Date: Monday 21 Oct 2019

Smith&Nephew CEO steps down, surprising analysts and triggering sharp selling

(Sharecast News) - Smith&Nephew announced the decision of its chief executive officer, Namal Nawana, to step down "to pursue other opportunities outside of the UK", provoking a negative reaction on the part of investors.
ShoreCap analysts Adam Barker and Tara Raveendran credited Nawana, who had joined the medical device manufacturer in May 2018, with implementing a new commercial strategy, adding that he had done a "good" job and that they were surprised by his decision.

"As such, we believe today's news will be taken negatively given it adds a degree of uncertainty in a crucial period for S&N as it attempts to firmly embed the new commercial model and return to market growth rates following a 10-year period of below market growth," they said.

The analysts also highlighted their interest in hearing the views of Nawana's successor on the landscape for mergers and acquisitions and whether there was an appetite for larger transactions "which we believe greatly increases the risk of overpaying and could provide a degree of integration risk".
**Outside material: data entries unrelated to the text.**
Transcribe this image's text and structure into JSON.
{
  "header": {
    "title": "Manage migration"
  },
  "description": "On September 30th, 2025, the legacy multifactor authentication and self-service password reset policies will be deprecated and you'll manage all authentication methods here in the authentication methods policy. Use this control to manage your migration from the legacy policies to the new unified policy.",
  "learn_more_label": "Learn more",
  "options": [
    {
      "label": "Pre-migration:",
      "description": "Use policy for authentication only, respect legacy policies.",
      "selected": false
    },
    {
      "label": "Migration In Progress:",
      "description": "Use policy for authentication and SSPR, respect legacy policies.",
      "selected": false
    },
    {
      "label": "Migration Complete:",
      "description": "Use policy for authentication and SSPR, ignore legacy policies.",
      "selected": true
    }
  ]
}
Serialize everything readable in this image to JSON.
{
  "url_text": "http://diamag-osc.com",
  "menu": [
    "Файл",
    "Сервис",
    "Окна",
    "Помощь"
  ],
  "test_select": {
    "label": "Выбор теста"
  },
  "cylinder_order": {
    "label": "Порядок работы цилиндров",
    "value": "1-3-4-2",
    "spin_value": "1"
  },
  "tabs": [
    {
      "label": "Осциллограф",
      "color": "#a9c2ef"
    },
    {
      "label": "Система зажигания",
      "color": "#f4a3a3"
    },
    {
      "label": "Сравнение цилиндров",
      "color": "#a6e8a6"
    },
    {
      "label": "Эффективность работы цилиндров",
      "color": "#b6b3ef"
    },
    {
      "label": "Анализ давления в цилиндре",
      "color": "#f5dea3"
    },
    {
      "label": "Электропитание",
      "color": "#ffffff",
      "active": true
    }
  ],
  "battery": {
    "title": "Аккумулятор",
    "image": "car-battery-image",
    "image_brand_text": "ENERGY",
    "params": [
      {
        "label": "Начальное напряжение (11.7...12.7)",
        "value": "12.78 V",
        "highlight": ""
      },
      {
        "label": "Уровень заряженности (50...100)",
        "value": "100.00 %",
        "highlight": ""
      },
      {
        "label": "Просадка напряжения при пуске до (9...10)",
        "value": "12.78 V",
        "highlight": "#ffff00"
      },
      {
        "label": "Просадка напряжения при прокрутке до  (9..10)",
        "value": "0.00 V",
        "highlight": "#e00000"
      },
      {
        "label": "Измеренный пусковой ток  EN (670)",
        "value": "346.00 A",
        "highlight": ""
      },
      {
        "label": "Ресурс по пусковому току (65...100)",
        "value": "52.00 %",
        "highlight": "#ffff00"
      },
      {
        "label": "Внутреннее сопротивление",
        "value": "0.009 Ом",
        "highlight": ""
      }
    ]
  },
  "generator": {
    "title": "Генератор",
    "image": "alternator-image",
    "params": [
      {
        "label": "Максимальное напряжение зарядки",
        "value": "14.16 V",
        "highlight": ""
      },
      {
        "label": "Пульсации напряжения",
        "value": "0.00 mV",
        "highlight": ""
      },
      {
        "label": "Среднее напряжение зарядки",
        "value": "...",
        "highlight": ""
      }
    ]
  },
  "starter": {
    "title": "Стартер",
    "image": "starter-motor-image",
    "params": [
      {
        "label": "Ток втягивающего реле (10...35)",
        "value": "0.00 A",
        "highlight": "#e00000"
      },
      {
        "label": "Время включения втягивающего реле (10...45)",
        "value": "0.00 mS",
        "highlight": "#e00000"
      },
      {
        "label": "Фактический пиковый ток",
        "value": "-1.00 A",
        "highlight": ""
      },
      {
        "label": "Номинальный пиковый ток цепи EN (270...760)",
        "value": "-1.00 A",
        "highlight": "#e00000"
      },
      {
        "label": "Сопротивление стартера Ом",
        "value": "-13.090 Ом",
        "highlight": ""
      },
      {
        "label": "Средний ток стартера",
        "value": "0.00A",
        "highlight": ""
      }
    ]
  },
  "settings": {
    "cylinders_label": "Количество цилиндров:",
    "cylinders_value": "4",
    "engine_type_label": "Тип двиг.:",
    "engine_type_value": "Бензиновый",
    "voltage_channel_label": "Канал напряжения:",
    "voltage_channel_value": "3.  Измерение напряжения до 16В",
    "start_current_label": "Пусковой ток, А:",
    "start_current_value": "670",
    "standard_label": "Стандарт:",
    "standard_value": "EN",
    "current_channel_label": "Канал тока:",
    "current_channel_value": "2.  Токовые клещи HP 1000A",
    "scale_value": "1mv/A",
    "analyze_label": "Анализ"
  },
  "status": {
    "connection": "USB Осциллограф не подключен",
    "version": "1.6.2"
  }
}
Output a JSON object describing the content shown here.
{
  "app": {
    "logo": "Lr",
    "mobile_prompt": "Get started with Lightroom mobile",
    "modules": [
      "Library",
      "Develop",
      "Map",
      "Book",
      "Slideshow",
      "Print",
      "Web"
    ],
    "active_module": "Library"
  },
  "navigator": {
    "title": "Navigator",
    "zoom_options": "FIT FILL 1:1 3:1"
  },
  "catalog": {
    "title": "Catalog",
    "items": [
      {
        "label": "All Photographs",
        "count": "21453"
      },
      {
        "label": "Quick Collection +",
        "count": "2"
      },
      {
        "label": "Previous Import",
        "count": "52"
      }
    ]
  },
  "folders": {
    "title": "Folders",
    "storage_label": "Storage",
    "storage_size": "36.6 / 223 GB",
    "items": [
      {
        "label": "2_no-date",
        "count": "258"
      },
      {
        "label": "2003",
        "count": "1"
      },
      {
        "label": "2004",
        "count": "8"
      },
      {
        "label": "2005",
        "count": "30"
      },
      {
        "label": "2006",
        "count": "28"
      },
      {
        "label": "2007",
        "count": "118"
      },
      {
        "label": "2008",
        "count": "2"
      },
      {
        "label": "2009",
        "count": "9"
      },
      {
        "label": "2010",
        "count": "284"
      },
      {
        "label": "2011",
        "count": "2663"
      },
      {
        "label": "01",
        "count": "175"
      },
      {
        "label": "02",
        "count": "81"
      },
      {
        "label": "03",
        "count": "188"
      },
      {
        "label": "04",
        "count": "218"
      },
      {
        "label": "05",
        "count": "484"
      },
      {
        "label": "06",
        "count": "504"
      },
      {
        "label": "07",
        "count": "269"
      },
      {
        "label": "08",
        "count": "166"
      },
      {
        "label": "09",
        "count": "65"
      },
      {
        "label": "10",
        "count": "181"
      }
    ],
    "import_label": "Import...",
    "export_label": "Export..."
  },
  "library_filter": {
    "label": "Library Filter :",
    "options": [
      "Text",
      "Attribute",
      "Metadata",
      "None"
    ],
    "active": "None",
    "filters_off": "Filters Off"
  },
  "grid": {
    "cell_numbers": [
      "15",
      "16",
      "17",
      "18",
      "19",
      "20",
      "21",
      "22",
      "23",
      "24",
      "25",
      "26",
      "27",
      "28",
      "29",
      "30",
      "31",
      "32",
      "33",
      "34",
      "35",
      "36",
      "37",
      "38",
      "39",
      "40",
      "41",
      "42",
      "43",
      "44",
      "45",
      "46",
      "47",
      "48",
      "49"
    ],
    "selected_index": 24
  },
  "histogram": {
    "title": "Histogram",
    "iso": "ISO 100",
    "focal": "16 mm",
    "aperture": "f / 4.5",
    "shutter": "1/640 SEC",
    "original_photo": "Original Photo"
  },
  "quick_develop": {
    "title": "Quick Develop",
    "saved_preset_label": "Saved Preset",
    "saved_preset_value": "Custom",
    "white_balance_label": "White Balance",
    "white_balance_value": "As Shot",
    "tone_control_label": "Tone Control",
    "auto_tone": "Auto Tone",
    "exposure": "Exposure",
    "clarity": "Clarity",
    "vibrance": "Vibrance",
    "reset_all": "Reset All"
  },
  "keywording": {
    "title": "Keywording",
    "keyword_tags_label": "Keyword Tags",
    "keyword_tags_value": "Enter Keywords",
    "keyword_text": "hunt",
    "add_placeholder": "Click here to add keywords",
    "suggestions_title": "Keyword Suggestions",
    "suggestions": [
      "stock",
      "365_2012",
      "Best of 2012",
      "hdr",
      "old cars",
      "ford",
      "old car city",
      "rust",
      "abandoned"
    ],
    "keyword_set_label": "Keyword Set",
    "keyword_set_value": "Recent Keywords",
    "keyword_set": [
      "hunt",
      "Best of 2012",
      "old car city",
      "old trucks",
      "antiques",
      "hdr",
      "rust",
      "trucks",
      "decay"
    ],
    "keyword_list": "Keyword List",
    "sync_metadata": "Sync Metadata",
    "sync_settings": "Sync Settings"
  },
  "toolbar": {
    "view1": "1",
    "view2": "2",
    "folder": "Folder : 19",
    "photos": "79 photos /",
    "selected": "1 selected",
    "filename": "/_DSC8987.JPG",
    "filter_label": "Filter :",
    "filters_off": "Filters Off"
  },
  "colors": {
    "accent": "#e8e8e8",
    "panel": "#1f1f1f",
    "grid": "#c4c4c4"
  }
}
Nawana would be replaced by Roland Diggelmann, the company said in a statement, starting from 1 November.

The company also reiterated that it was seeing "positive momentum" across the business.

Diggelman joined Smith&Nephew's board in March 2018, having spent the previous 11 years at Roche Diagnostics, most recently as its chief executive officer.

Prior to that, he spent 12 years in the orthopaedics sector, including in strategy and leadership roles at Sulzer Orthopedics and Zimmer Biomet.

Smith&Nephew's chairman, Roberto Quarta, highlighted Diggelman's "excellent" track record of delivering results in an innovation-led business, among other attractive qualities.

Smith&Nephew was due to provide a third quarter trading update on 31 October.

ShoreCap had a 'sell' recommendation on the firm's shares.

For their part, analysts at Berenberg - who also expressed a degree of surprise at the company's announcement - said that Nawana's decision to leave had been mutual, linking it to the executive's aspirations for his pay, the board's decision that they went beyond the bounds of good UK corporate governance and the realisation by all parties that Nawana "would likely be unable to fully commit to the role".

"We do not think this change of CEO will have a huge bearing on the company's strategy. The bigger question is therefore how will shareholders, and potential shareholders, react in the coming weeks and months. Our sense is not necessarily badly.

"Clearly, there are likely to have been some shareholders who where backing Mr Nawana to drive the operational improvements that the company needed to deliver sustained at- or above-market revenue growth, improvements that are well under way, in our view. However, our view is that there were also a significant number of investors, particularly specialist healthcare investors, who viewed Mr Nawana less favourably."

As of 1019 BST, shares of Smith&Nephew were trading down by 7.52% at 1,692.0p.